Temporary Disable IP Sec VPN

craig.corbett · ‎06-14-2012

Hi,

We have a site to site IPsec vpn as well as a LES circuit to the same destination. Some traffic will use the VPN and other the LES connection.

I need to temporarily kill the site to site VPN to do some testing and am looking at suggestions for the best way to do so.

I was thinking of changing the IKE peer then clear crypto ipsec sa peer. I'll then put the correct ipsec peer in to pring up the tunnel.

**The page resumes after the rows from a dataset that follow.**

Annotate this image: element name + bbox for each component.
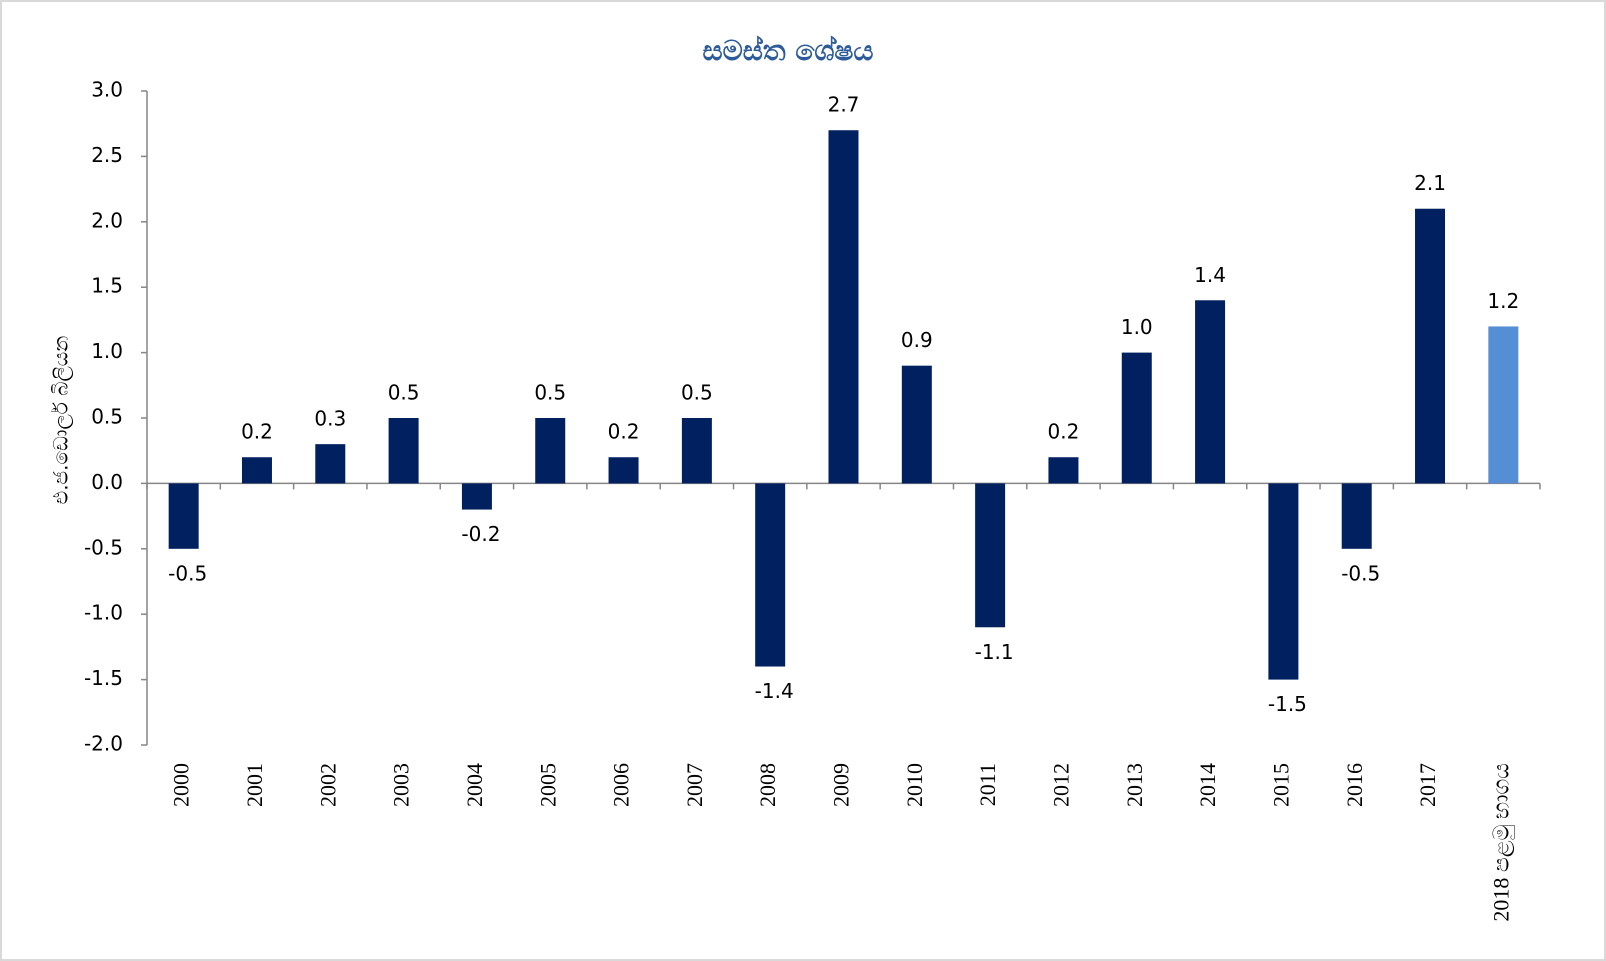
bar: [461, 483, 492, 510]
y-tick-label: 0.0: [91, 470, 123, 494]
bar: [975, 483, 1006, 628]
bar: [315, 444, 346, 484]
x-tick-label: 2012: [1048, 763, 1073, 807]
x-tick-label: 2018 පළමු භාගය: [1488, 763, 1515, 922]
y-tick-label: -0.5: [84, 535, 123, 559]
data-label: 0.2: [241, 420, 273, 444]
data-label: 0.9: [901, 328, 933, 352]
y-tick-label: 0.5: [91, 405, 123, 429]
x-tick-label: 2001: [242, 763, 267, 807]
y-axis-label: එ.ජ.ඩොලර් බිලියන: [49, 336, 74, 505]
bar: [755, 483, 786, 667]
y-tick-label: -1.5: [84, 666, 123, 690]
x-tick-label: 2007: [682, 763, 707, 807]
data-label: 1.2: [1487, 289, 1519, 313]
y-tick-label: -2.0: [84, 732, 123, 756]
y-tick-label: 2.0: [91, 208, 123, 232]
data-label: 0.5: [681, 381, 713, 405]
bar: [608, 457, 639, 484]
bar: [1195, 300, 1226, 484]
y-tick-label: 3.0: [91, 78, 123, 102]
x-tick-label: 2016: [1342, 763, 1367, 807]
data-label: 2.7: [828, 93, 860, 117]
data-label: -0.5: [1341, 561, 1380, 585]
x-tick-label: 2009: [829, 763, 854, 807]
y-tick-label: -1.0: [84, 601, 123, 625]
x-tick-label: 2015: [1268, 763, 1293, 807]
data-label: -0.2: [461, 522, 500, 546]
bar: [1268, 483, 1299, 680]
data-label: 0.2: [1048, 420, 1080, 444]
data-label: 0.2: [608, 420, 640, 444]
y-tick-label: 1.0: [91, 339, 123, 363]
bar: [681, 418, 712, 484]
bar: [168, 483, 199, 549]
bar: [388, 418, 419, 484]
data-label: 0.3: [314, 407, 346, 431]
x-tick-label: 2004: [462, 763, 487, 807]
x-tick-label: 2013: [1122, 763, 1147, 807]
x-tick-label: 2010: [902, 763, 927, 807]
y-tick-label: 1.5: [91, 274, 123, 298]
data-label: 1.0: [1121, 315, 1153, 339]
data-label: 1.4: [1194, 263, 1226, 287]
bar: [1488, 326, 1519, 484]
bar: [1415, 208, 1446, 484]
x-tick-label: 2005: [535, 763, 560, 807]
x-tick-label: 2008: [755, 763, 780, 807]
chart-title: සමස්ත ශේෂය: [702, 34, 873, 67]
bar: [535, 418, 566, 484]
data-label: 0.5: [388, 381, 420, 405]
bar: [241, 457, 272, 484]
data-label: -1.4: [755, 679, 794, 703]
bar: [828, 130, 859, 484]
y-tick-label: 2.5: [91, 143, 123, 167]
x-tick-label: 2000: [169, 763, 194, 807]
bar: [1341, 483, 1372, 549]
x-tick-label: 2006: [609, 763, 634, 807]
bar: [1048, 457, 1079, 484]
x-tick-label: 2011: [975, 763, 1000, 806]
x-tick-label: 2002: [315, 763, 340, 807]
data-label: -0.5: [168, 561, 207, 585]
data-label: 0.5: [534, 381, 566, 405]
x-tick-label: 2017: [1415, 763, 1440, 807]
data-label: 2.1: [1414, 171, 1446, 195]
x-tick-label: 2014: [1195, 763, 1220, 807]
data-label: -1.1: [975, 640, 1014, 664]
x-tick-label: 2003: [389, 763, 414, 807]
bar: [1121, 352, 1152, 484]
data-label: -1.5: [1268, 692, 1307, 716]
bar: [901, 365, 932, 484]
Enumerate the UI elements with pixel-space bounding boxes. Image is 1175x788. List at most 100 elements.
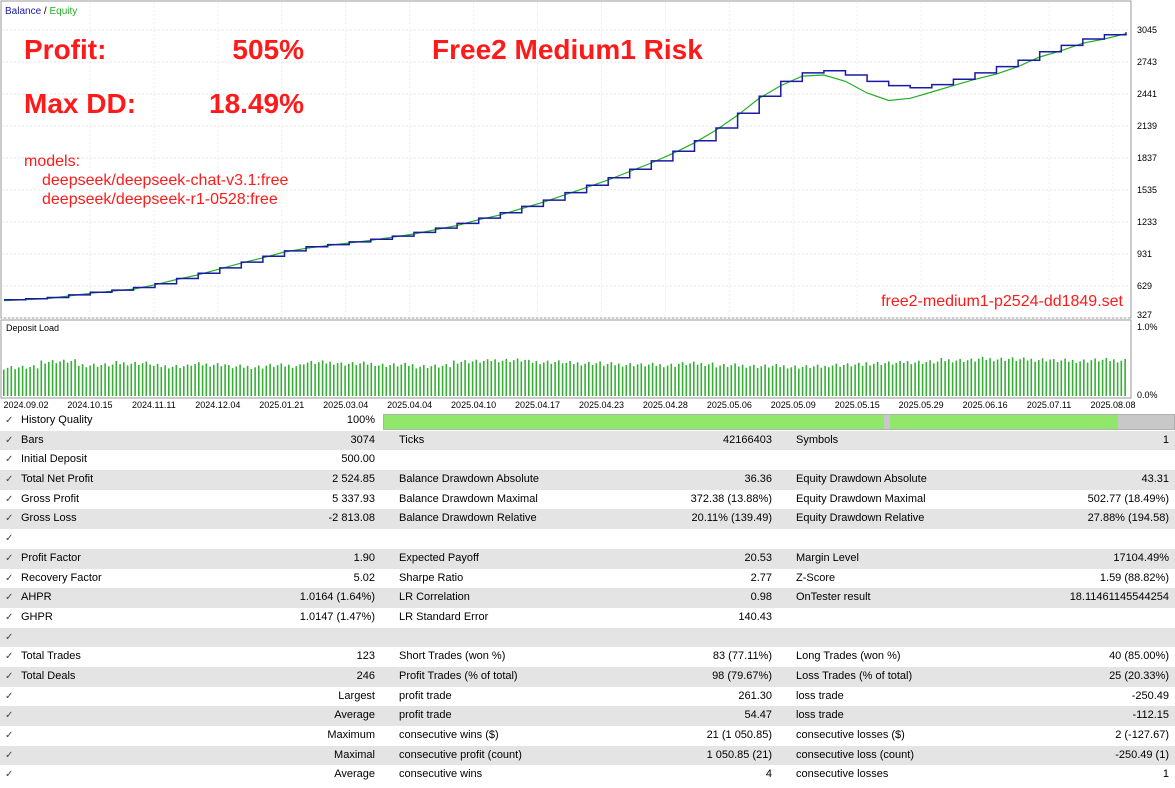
metric-value: 123	[356, 650, 375, 663]
date-tick-label: 2025.05.15	[834, 400, 880, 410]
metric-value: Average	[334, 768, 375, 781]
load-bar	[543, 362, 545, 396]
load-bar	[419, 366, 421, 396]
metric-label: Balance Drawdown Absolute	[399, 473, 540, 486]
load-bar	[576, 362, 579, 396]
load-bar	[693, 361, 695, 396]
load-bar	[1098, 361, 1100, 396]
y-tick-label: 327	[1137, 310, 1152, 319]
deposit-load-svg: Deposit Load 1.0% 0.0%	[0, 319, 1158, 400]
load-bar	[1105, 358, 1108, 396]
y-tick-label: 629	[1137, 281, 1152, 291]
metric-value: 261.30	[738, 689, 772, 702]
load-bar	[329, 361, 331, 396]
model-2: deepseek/deepseek-r1-0528:free	[42, 191, 278, 208]
report-row: ✓ Maximum consecutive wins ($) 21 (1 050.85…	[0, 726, 1175, 746]
load-bar	[685, 365, 688, 396]
load-bar	[149, 364, 151, 396]
load-bar	[974, 361, 976, 396]
check-icon: ✓	[5, 611, 14, 623]
metric-label: loss trade	[796, 689, 844, 702]
load-bar	[93, 363, 95, 396]
load-bar	[490, 361, 493, 396]
load-bar	[396, 366, 399, 396]
load-bar	[858, 362, 860, 396]
load-bar	[374, 366, 376, 396]
metric-label: Loss Trades (% of total)	[796, 669, 913, 682]
load-bar	[40, 360, 43, 396]
load-bar	[273, 366, 275, 396]
load-bar	[681, 362, 684, 396]
load-bar	[745, 367, 748, 396]
metric-value: 372.38 (13.88%)	[690, 492, 772, 505]
metric-label: OnTester result	[796, 591, 871, 604]
load-bar	[430, 366, 433, 396]
report-row: ✓ Average consecutive wins 4 consecutive los…	[0, 765, 1175, 785]
y-tick-label: 3045	[1137, 25, 1157, 35]
load-bar	[175, 364, 178, 396]
load-bar	[134, 361, 136, 396]
check-icon: ✓	[5, 651, 14, 663]
check-icon: ✓	[5, 592, 14, 604]
date-tick-label: 2024.09.02	[3, 400, 49, 410]
load-bar	[351, 362, 354, 396]
load-bar	[186, 364, 189, 396]
load-bar	[1004, 360, 1006, 396]
date-tick-label: 2024.10.15	[67, 400, 113, 410]
load-bar	[689, 363, 691, 396]
load-bar	[160, 367, 163, 396]
check-icon: ✓	[5, 513, 14, 525]
load-bar	[1113, 359, 1115, 396]
load-bar	[239, 364, 241, 396]
metric-value: -250.49	[1131, 689, 1169, 702]
legend-balance: Balance	[5, 6, 42, 17]
load-bar	[790, 367, 793, 396]
load-bar	[456, 363, 459, 396]
date-tick-label: 2025.04.23	[578, 400, 624, 410]
load-bar	[423, 364, 425, 396]
load-bar	[741, 364, 744, 396]
load-bar	[944, 361, 946, 396]
check-icon: ✓	[5, 572, 14, 584]
load-bar	[205, 363, 208, 396]
load-bar	[63, 359, 65, 396]
load-bar	[475, 359, 478, 396]
load-bar	[228, 365, 230, 396]
date-tick-label: 2025.04.10	[451, 400, 497, 410]
load-bar	[276, 365, 279, 396]
load-bar	[674, 366, 676, 396]
load-bar	[1034, 361, 1036, 396]
load-bar	[989, 358, 991, 396]
metric-label: Gross Profit	[21, 492, 80, 505]
metric-label: Profit Factor	[21, 551, 81, 564]
load-bar	[265, 365, 268, 396]
load-bar	[839, 366, 841, 396]
report-row: ✓ Total Trades 123 Short Trades (won %) 83 (…	[0, 647, 1175, 667]
load-bar	[618, 363, 620, 396]
chart-legend: Balance / Equity	[5, 6, 77, 17]
load-bar	[1011, 357, 1014, 396]
history-quality-bar	[383, 414, 1175, 430]
load-bar	[820, 367, 823, 396]
metric-value: 1.90	[353, 551, 375, 564]
check-icon: ✓	[5, 434, 14, 446]
metric-value: 20.53	[744, 551, 772, 564]
check-icon: ✓	[5, 710, 14, 722]
load-bar	[884, 363, 886, 396]
metric-value: 1.59 (88.82%)	[1099, 571, 1169, 584]
load-bar	[569, 361, 571, 396]
load-bar	[6, 367, 9, 396]
deposit-load-panel: Deposit Load 1.0% 0.0%	[0, 319, 1175, 400]
load-bar	[1120, 360, 1123, 396]
load-bar	[940, 358, 943, 396]
metric-label: consecutive losses ($)	[796, 729, 905, 741]
balance-line	[4, 32, 1127, 301]
load-bar	[89, 365, 91, 396]
load-bar	[1053, 359, 1055, 396]
load-bar	[209, 366, 211, 396]
metric-value: 27.88% (194.58)	[1087, 512, 1169, 525]
load-bar	[468, 363, 470, 396]
load-bar	[663, 367, 665, 396]
load-bar	[906, 361, 909, 396]
plot-frame	[0, 0, 1132, 319]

Any suggestions / comments appreciated.

Thanks

Craig.

nkarthikeyan · ‎06-14-2012

also you can do by removing the tunnel-group commands or removing the transform-set commands to achieve it... Pls try and let me know your results....

nkarthikeyan · ‎06-14-2012

also you can disable the interafce pointed for vpn traffic in vpn configurations. i.e.

no crypto map map-name interface interface-name

craig.corbett · ‎06-14-2012

Thanks - I should have mentioned that there are other IPSEC vpn’s that need to stay up.

nkarthikeyan · ‎06-14-2012

Okay... Then you can use the 1st option by removing the tunnel group commands.....

Marvin Rhoads · ‎06-14-2012

I like the

no crypto map map-name interface interface-name

...option best. The map-name should be unique per IPsec L2L VPN

RouteOps_gm · ‎08-01-2017

I know this is an old post but I would like to point out that this doesn't work - you can only have one crypto map on an interface, removing it will remove any other IPsec VPNs from that interface too.